“I mean we’ve been around 22 years now, so there are people who’ll bring their kids now,” says Buckcherry frontman Josh Todd. Buckcherry are currently on the road, supporting their forthcoming ninth studio album, Hellbound, which hits shelves June 25th.
When their self-titled debut LP and hit single “Lit Up” (the most popular ode to cocaine since Brian De Palma’s remake of Scarface) dropped in 1999, Buckcherry appeared to be saviors of sorts. During the heyday of nu-metal, Buckcherry resembled the halfway mark between Guns N’ Roses and The Black Crowes and easily the best Rock N’ Roll band since the latter. And while the sleaze rockers were crass enough to pull in the Ozzfest crowd, they primarily spoke to teens who preferred their parents’ Aerosmith and AC/DC records to KoRn and Deftones.
After two ridiculously Rock N’ Roll albums, Buckcherry went through a brief, but traumatic, breakup before returning with their biggest album, 2005’s 15, which included smash hits “Crazy Bitch” and “Sorry.” Ever since then the band, throughout various lineups, has been putting out new music and touring nearly non-stop as arguably the last great hard rock band.
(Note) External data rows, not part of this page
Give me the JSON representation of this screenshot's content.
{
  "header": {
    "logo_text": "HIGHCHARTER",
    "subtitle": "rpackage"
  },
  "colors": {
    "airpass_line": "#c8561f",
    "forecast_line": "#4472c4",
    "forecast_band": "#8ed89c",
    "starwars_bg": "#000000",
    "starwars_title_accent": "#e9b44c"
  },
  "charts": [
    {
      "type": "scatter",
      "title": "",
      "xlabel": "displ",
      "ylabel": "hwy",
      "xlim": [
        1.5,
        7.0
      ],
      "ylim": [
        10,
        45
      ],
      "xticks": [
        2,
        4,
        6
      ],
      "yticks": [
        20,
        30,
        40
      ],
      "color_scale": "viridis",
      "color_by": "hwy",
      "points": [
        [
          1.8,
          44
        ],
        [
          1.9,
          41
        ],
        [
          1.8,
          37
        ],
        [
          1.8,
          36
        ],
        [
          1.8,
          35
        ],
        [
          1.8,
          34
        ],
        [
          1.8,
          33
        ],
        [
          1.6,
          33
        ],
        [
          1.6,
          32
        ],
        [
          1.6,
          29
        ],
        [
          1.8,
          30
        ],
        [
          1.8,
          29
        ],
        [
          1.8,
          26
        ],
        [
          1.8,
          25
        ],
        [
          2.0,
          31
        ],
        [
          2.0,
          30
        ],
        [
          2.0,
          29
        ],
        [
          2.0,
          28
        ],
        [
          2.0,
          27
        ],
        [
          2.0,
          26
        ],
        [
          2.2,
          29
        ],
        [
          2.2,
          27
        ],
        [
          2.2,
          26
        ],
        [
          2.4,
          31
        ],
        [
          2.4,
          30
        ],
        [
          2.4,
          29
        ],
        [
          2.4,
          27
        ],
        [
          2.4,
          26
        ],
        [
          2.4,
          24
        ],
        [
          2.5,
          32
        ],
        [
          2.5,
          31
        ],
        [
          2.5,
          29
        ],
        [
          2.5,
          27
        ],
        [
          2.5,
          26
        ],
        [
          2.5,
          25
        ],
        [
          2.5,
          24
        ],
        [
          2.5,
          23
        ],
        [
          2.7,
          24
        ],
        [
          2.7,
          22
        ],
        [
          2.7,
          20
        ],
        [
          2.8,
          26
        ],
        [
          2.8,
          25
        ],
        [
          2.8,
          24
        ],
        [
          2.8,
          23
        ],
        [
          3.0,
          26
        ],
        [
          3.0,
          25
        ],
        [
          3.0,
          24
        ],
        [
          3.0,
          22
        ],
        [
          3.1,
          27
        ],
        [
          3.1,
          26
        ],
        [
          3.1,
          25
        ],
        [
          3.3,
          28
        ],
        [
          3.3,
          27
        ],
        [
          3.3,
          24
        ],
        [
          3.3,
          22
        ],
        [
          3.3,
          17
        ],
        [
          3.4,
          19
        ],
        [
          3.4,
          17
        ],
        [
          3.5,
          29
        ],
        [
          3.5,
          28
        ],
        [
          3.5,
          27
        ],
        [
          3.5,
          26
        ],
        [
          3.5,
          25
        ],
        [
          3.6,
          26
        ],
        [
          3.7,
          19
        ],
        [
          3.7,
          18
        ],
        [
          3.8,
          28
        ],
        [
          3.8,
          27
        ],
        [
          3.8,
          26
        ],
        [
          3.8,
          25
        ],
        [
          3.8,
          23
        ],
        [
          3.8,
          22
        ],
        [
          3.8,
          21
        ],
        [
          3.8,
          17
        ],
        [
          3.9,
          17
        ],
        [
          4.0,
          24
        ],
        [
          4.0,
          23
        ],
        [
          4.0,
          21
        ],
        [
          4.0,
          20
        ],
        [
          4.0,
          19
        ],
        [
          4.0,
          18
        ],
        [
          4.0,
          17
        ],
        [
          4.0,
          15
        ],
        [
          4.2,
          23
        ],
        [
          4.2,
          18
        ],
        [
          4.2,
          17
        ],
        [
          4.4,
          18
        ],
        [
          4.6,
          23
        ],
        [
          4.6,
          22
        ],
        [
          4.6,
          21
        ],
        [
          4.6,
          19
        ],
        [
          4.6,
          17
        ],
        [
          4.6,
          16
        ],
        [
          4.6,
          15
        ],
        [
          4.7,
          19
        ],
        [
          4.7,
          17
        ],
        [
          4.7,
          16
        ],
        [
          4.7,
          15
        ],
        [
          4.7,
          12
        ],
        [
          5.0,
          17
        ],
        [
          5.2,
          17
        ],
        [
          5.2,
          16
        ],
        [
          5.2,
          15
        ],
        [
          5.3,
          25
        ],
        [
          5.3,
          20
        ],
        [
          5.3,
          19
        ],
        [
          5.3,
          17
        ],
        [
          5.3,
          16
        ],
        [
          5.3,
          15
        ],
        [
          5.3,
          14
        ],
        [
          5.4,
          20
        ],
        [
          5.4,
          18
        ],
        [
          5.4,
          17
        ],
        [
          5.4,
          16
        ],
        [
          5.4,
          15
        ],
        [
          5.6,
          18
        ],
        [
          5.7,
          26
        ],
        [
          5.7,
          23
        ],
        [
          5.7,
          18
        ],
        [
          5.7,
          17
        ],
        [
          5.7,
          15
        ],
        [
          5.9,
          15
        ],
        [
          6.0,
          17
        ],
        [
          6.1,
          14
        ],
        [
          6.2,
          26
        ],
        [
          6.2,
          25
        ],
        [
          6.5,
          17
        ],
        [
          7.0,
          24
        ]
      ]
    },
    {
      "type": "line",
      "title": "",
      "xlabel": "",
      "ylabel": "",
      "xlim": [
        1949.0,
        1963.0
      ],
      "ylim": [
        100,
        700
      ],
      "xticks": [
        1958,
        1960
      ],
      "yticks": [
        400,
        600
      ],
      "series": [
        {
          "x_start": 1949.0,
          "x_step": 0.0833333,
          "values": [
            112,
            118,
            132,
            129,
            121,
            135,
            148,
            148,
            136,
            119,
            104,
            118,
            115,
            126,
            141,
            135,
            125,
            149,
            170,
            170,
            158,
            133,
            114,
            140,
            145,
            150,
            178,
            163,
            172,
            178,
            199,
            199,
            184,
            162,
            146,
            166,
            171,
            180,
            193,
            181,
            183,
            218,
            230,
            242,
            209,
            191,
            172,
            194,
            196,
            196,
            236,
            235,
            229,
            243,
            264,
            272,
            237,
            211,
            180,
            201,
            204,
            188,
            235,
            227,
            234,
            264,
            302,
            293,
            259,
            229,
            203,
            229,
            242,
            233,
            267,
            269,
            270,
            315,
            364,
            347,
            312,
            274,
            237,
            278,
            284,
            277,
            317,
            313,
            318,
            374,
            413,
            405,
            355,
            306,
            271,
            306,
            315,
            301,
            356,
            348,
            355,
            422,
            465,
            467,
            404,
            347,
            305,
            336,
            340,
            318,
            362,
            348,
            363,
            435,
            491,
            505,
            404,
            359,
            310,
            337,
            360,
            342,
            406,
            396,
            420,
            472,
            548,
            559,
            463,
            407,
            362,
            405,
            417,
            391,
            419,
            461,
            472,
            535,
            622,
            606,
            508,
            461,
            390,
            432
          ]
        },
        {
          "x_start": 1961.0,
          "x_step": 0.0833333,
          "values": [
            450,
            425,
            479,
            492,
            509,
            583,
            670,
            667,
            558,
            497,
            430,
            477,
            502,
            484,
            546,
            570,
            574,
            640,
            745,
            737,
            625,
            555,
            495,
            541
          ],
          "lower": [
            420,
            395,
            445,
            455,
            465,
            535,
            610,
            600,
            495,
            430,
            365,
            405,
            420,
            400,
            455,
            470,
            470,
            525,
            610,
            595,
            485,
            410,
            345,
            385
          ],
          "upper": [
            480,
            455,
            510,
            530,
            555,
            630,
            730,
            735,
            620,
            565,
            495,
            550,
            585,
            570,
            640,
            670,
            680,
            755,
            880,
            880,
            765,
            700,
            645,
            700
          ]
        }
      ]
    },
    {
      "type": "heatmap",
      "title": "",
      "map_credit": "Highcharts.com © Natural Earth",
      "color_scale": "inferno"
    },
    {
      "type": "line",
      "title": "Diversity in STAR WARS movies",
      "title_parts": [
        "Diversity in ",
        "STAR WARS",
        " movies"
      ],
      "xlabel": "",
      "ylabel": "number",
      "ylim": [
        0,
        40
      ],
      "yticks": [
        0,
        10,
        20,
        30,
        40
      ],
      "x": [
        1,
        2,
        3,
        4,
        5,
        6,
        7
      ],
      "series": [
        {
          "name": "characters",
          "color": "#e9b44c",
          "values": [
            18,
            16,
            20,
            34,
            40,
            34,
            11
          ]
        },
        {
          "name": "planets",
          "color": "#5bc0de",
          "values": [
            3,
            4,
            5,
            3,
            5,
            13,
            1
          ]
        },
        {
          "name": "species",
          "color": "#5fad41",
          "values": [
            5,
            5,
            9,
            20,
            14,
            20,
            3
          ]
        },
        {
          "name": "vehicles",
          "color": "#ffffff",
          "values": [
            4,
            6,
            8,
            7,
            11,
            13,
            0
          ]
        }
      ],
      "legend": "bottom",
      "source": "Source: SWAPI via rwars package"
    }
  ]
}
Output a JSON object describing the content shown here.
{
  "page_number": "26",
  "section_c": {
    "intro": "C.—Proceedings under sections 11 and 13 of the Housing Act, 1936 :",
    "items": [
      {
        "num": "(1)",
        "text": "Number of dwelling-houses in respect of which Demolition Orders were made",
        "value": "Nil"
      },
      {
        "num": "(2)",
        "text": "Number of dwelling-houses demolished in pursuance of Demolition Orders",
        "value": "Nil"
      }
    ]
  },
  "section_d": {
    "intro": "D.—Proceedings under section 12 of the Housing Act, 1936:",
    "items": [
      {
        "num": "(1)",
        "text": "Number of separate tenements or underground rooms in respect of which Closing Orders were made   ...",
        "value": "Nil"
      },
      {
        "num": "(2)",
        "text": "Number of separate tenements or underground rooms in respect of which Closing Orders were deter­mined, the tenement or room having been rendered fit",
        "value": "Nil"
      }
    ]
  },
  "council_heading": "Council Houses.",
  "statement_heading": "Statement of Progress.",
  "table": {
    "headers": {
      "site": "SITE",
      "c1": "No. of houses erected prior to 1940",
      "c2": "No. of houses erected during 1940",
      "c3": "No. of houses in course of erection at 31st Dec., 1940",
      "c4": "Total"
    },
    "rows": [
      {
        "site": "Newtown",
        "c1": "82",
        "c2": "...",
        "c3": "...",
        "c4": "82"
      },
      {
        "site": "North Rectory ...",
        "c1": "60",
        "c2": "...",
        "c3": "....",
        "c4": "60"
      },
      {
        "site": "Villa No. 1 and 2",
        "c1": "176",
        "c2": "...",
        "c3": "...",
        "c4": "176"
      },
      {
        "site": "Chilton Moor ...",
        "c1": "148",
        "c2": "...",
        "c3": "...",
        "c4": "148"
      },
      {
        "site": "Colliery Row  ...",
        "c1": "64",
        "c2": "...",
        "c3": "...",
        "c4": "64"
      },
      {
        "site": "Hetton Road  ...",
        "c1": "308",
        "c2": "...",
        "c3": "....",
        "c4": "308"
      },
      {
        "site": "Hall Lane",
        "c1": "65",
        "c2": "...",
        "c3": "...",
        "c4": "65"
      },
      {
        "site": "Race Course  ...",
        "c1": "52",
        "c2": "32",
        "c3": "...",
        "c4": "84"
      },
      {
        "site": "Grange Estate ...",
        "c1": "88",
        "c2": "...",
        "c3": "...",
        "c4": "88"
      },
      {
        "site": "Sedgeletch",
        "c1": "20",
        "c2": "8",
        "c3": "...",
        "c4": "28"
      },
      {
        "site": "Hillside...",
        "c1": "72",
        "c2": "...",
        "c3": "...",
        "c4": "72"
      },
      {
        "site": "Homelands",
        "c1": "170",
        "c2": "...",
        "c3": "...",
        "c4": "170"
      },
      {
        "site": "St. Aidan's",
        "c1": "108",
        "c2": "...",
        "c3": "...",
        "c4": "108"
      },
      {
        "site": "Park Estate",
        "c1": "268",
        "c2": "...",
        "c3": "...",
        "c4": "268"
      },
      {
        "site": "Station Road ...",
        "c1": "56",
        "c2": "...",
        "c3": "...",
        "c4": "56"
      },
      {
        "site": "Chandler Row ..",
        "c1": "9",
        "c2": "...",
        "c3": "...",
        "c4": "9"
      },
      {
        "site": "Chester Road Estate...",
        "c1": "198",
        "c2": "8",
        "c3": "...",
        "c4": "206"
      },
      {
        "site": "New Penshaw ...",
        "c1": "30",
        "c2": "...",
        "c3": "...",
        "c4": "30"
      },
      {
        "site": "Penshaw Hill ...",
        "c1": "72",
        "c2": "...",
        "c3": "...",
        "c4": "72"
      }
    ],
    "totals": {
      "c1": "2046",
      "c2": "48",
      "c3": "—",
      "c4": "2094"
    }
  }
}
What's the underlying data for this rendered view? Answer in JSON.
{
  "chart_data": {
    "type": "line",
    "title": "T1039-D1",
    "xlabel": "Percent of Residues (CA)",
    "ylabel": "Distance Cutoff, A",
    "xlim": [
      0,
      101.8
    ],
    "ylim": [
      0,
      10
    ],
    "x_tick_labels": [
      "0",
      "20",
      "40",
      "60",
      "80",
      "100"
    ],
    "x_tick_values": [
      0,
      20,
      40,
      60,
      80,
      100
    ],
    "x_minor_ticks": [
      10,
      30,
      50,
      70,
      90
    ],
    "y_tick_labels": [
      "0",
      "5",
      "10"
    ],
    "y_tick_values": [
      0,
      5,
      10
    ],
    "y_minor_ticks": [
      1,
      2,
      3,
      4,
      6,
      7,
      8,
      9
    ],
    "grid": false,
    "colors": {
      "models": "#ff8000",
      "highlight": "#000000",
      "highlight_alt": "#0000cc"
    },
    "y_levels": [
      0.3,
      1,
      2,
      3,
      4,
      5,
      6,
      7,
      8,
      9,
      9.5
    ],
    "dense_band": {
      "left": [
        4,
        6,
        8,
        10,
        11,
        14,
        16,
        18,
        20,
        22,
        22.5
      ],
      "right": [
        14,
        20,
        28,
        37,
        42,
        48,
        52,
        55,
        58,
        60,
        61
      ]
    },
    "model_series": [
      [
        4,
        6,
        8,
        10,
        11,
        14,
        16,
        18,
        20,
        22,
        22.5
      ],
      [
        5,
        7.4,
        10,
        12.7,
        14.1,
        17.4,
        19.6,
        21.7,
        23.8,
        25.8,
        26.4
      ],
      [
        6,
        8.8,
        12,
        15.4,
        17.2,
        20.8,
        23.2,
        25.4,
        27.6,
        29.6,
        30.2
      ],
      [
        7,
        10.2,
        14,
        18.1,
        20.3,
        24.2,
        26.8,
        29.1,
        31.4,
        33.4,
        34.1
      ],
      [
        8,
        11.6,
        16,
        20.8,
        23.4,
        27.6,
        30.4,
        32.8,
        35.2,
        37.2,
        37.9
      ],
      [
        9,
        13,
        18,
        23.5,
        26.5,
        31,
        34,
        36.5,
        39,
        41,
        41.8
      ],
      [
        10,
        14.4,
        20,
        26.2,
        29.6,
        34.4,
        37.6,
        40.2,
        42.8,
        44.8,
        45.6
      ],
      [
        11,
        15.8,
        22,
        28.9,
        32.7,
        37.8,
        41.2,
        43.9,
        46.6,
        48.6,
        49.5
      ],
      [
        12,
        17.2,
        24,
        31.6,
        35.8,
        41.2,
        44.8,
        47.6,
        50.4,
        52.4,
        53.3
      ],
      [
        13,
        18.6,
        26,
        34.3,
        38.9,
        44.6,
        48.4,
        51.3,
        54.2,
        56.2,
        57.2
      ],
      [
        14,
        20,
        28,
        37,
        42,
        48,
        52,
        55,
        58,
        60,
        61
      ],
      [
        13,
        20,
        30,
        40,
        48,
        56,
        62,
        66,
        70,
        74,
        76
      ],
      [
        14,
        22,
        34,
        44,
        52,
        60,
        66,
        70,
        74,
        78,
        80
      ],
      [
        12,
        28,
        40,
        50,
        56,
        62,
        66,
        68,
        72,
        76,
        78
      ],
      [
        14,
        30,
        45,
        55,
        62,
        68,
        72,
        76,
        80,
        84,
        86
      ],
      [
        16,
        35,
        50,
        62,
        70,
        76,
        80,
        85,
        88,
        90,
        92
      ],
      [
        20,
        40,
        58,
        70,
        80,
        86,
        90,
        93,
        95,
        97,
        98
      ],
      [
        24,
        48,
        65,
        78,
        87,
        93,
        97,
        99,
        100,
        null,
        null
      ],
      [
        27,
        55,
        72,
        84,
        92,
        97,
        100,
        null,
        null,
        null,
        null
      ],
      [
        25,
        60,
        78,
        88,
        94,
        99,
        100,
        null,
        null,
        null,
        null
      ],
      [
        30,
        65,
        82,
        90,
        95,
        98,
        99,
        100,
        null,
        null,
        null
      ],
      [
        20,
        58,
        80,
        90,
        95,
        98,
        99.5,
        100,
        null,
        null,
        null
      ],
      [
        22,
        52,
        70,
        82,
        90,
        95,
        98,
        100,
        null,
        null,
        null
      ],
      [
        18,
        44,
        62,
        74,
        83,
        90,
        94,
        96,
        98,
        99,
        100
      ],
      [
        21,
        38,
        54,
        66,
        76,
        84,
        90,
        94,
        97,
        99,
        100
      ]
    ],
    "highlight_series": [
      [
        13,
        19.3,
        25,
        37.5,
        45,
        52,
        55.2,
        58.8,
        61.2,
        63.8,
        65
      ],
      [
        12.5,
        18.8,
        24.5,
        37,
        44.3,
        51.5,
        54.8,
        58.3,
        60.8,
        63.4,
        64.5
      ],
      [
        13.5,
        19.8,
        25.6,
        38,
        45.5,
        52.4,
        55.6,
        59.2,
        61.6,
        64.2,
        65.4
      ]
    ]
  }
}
Buckcherry have already released two videos from their forthcoming album, “So Hott” and “Hellbound,” which each see the band in classic form, kicking out jams in skintight denim and leather as if they’re playing to a packed arena. And the music is more or less the same bluesy/boozy brand of hard rock we’ve come to expect of the tattooed rockers. The album was even produced and co-written by Marti Frederiksen, who co-wrote “Sorry” and produced their 2008 effort, Black Butterfly. During our recent phoner, Josh tells me that, although the process for writing and recording Hellbound was familiar, it was very important to keep the album concise.
“It was the same approach for us. We write a lot of songs to get down to a 10-song record. We wrote about 28 songs. I mean, I’m not really interested in making an album more than 10 songs. No one really listens to more than 10 songs these days. 12 or 15 songs, that’s crazy. It becomes filler at that point.”
Although Buckcherry fandom tends to be firmly of the hard rock persuasion, Josh tells me that it’s been a lot of years since he’s been a fan of recent entries from the genre and that, when it comes to musical influences, he almost always looks elsewhere.
“It’s always the same. I listen to a lot of hip-hop and pop, because rock hasn’t been dangerous for a long time now, and hip-hop is still dangerous. Listening to hip-hop, the way they craft the lyrics really impacts my vocals, and listening to pop music I think really enhances my melody. I mean, those are the best song writers in the world, so if you wanna be the best, that’s what you listen to. My whole career, that’s always what I’ve done.”
June 1st was opening night of Buckcherry’s current tour, which runs through the end of the year and serves as sort of make up dates for around 100 shows that the band had to cancel last year. As one of the first big bands to embark on a full-scale tour, I’m anxious to hear how the first dates went, but Josh tells me that the shows have more or less already gone back to normal: “It’s been kinda like regular touring. We’ve done a bunch of shows in quarantine and it was a really different, but this feels just like it used to.” Those who made it out to some of the first shows even got a preview of a few tracks from Hellbound not yet available online, including ballad “The Way,” which the band has already said will go over big with fans of “Sorry.”
Aside from an exceptionally extensive tour and a new album, Buckcherry was recently honored when 15 was certified double platinum, in addition to “Crazy Bitch” being certified quadruple platinum and “Sorry” being certified double platinum. What was originally a comeback album very quickly became the fan favorite and commercial highlight of the band’s career, something that Josh tells me he is incredibly thankful for.
“I’m like super grateful. If you knew the story trying to get that record out… That time between Time Bomb and 15 was the hardest thing we’ve ever done. Literally no one would give us a record deal in America. So, we signed a deal with this little label in Japan. That’s why it’s called 15, because we recorded it in just 15 days… Every band has that peak in their career that just marks them as who they are. 15 just seemed to resonate with people and I’m just grateful for that. You work your whole career to make a hit record.”